Here are excerpts from an e-mail that the college counselors send annually, as a service to all teachers in the Huge School. (I resisted the temptation to modify the text, except to compact bullet points into paragraph form.)

“You should describe the student within the context of your classroom:  communication skills, student-produced papers or research of note, curiosity, class participation, attitudes towards learning, academic potential. Think about a student’s: verbal and writing skills; ability to think on his/her feet; academic performance over the length of the course; leadership, organizational, coping, socialization skills; maturity level; and overall character. *

We have told students to give you a stamped, addressed envelope for each college so that you can mail your letter of recommendation directly to the college/university. Some faculty feel comfortable sharing a copy of their letter with students while others will let students read their letter prior to its being mailed.  Still other faculty refrain from sharing the contents of their letters with students.  The choice is up to you.  For your information, neither of us advises sharing letters with students. **

Students have been advised to give you a minimum of three weeks to write your letter.  If you need more time, insist on it before agreeing to write the recommendation. You may want a student to give you a resume OR the BHS Teacher / Counselor Recommendation Form before writing your letter.  It isn’t necessary for you to comment on a student’s extra-curricular activities in your letter; rather, include specific anecdotal references about the student when they were in your class. If you don’t feel comfortable writing a recommendation for a student – or if you don’t have the time – please tell the student in a clear and non-threatening manner.
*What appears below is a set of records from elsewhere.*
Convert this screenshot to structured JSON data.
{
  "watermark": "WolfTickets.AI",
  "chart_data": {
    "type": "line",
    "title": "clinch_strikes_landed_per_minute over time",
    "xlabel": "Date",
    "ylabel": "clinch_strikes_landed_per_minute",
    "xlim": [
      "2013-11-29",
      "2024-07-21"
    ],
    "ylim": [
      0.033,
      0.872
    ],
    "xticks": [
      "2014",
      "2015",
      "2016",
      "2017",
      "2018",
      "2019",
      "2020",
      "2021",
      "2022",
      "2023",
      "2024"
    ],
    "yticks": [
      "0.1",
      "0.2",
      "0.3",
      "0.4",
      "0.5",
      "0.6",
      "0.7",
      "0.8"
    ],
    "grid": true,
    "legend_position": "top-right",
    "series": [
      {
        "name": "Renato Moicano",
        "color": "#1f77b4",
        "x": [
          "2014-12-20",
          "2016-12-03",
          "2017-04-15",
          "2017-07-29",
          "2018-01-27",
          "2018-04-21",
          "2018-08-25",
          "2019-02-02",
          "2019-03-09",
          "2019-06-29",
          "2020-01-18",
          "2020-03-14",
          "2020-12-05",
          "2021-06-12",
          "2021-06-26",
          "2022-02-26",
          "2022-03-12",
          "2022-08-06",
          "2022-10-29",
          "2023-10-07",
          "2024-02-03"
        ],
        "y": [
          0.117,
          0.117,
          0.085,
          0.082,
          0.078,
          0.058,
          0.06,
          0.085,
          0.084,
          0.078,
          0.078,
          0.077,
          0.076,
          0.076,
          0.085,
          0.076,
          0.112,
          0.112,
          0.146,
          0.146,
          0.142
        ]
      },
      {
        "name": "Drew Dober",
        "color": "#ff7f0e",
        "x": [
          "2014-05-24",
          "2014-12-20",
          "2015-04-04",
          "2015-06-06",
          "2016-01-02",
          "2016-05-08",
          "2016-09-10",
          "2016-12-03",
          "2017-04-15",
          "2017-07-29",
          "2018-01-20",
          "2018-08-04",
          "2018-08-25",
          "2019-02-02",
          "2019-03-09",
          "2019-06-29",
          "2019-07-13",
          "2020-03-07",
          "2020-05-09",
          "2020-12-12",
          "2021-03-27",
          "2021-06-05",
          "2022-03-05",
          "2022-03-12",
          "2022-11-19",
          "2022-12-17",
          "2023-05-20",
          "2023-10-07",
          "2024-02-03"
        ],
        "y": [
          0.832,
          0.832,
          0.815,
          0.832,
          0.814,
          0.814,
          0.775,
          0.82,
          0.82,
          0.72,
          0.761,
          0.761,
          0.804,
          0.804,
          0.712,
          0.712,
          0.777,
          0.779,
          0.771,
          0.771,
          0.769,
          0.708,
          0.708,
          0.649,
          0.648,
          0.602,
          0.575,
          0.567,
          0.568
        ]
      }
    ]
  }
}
It would be far better for a student to face some minor rejection now and then seek out someone else who could write a stronger letter than to count on you and then have you unable to write an effective letter.” ***

* Many of those items fall under the category of… engagement.

** All envelopes I’ve received are addressed; some have postage attached; some have a return address. Some requests are verbal, and some requestees (?) have indicated a deadline. Not a pretty melange. I have a life, you know.

*** I always set out to write a very good letter for each Senior who needs one; I never write overtly negative statements.

Please. Help me to help you help me help you.